Supposedly there are only 7 storylines ever told…

  • Overcoming the monster – this is a very aggressive story with lots of fighting (Star Wars, Interview With The Vampire)
  • Rags to riches – this is a fun one where someone with few resources becomes powerful (Cinderella, Trading Places)
  • Quest – this is a straight out quest to find something (Lord of the Rings, Pitch Perfect 3)
  • Voyage and return (The hero's journey) – The hero goes to strange land and learns something, then comes back changed (Alice in Wonderland, Labyrinth)
  • Comedy – a funny, light hearted situation (Bad Moms, When Harry Met Sally)
  • Tragedy – the main character has a flaw that leads to their certain doom (Wolf of Wall Street, Gone Girl)
  • Rebirth – the bad guy becomes a good guy at the end (Annie, Malificent)

I tend to tell comedies in my art or maybe the hero's journey. Very few of my pieces are aggressive enough to be overcoming the monster!

You can pick a storytelling style that matches your artwork and follow along with the “plot” as you make your make your piece!

Why Do I Think Telling A Story Matters?

So, I am just doing a fun little collage to amuse myself, why do I care that it tells a story?

Well, I am a super practical gal and I like to know why (can you imagine 3 year old me? why? why? why?) If someone has a tiger's head and is wearing fancy clothing, I like to know that she is a CEO who just got off the plane.

Or if I am making a mixed media design where I combine vintage people with magazine images, I like knowing that it story about my childhood growing up near farms.

Farm People Magazine Collage By Tara Jacobsen

The Best Storyteller EVER – Ira Glass

Ira Glass, who makes the This American Life radio show and podcast talks a lot about storytelling and I find him fascinating on so many levels.

First off, is his talking about taste and art, which makes me feel better when I think all my stuff is crap!…

But his biggest contribution to my wellbeing is to talk about storytelling. Now, he is a making an hour long podcast every week with several distinct stories, but just the way he talks about being passionate about the story you are trying to tell and doing great work makes me want to be a better artist!
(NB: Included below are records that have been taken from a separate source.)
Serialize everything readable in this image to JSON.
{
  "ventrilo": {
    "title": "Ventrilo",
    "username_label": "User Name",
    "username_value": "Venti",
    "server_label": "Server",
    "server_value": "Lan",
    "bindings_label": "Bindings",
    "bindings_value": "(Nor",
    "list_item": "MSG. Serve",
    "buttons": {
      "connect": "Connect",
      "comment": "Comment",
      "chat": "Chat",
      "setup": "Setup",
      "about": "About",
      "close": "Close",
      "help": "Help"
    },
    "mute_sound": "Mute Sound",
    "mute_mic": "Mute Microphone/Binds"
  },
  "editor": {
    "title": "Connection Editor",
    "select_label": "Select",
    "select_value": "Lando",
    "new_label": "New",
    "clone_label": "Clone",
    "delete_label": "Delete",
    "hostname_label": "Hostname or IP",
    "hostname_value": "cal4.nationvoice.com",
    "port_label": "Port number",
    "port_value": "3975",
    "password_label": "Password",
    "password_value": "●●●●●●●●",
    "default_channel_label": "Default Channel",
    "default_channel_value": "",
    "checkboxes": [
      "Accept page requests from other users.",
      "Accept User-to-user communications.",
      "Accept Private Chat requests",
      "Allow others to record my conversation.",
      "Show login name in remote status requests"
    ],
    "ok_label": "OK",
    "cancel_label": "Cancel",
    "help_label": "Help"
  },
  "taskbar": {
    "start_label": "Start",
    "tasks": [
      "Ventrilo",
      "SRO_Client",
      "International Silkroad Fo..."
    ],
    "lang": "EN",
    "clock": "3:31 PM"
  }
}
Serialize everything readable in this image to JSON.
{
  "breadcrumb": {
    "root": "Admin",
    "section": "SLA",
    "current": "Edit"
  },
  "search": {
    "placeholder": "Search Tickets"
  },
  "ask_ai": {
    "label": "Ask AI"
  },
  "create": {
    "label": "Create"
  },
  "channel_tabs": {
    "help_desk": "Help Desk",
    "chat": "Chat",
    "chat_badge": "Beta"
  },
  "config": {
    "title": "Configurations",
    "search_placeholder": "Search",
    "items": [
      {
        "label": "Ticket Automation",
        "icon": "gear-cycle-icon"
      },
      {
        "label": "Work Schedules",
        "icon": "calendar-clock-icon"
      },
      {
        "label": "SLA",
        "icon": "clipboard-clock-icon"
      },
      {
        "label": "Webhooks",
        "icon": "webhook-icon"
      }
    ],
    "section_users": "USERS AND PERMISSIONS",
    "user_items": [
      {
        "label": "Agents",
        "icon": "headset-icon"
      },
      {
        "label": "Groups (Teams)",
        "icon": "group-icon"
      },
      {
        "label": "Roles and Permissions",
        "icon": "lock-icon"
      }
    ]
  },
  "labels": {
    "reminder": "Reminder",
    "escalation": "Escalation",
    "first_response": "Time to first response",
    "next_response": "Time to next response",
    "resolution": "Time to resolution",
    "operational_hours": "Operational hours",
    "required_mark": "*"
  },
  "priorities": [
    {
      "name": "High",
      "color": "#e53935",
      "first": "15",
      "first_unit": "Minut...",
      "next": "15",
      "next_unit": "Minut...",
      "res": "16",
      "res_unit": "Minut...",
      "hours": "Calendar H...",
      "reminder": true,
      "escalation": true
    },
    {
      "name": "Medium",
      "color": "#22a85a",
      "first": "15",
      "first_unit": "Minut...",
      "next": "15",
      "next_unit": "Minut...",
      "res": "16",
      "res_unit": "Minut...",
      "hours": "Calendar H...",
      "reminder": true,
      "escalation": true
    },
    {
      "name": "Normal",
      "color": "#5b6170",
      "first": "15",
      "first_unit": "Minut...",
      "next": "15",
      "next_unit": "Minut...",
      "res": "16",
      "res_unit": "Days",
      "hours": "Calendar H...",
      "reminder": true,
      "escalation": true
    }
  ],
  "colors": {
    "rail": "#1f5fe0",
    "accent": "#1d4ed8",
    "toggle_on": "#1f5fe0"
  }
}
“It's hard to make something that's interesting. It's really, really hard. It's like a law of nature, a law of aerodynamics, that anything that's written or anything that's created wants to be mediocre. The natural state of all writing is mediocrity… So what it takes to make anything more than mediocre is such an act of will…”

Ira Glass

Storytelling and Magazine Collage FAQs

I get some of the same questions over and over again, so here are some of the things that I think about when making my artwork!

Do You HAVE To Have A Story?

Nope! I took a magazine collage class from Dyan Reaveley and she specifically doesn't have a story to her artwork, hers is just funny to her without a deeper meaning.

I just enjoy my artwork more when I have a plan and a way to make it make sense for me!

Can You Sell Magazine Collages?

I know for sure I won't be selling my magazine collages because I don't hold the copyright to the images I am using. I simply make them for fun and to show other people how to make collages.

How Do I Pick Magazine Images To Use?

Sometimes I find something that I think will be good in a piece and then use that in a specific way, but most times I find flipping through magazines until I find something that “speaks” to me works better for my art.

Others like to make large collections of already cut out images that they can use to merge pieces together. I have some of those that I keep in an DISC Bound Ephemera Folder, but my main way is flip, flip, flip!

Does Every Magazine Collage Have To Have A Person or A Face?

There are many collage artists who never have people or faces in their work! I tend to have more faces than not, that is just what I like doing.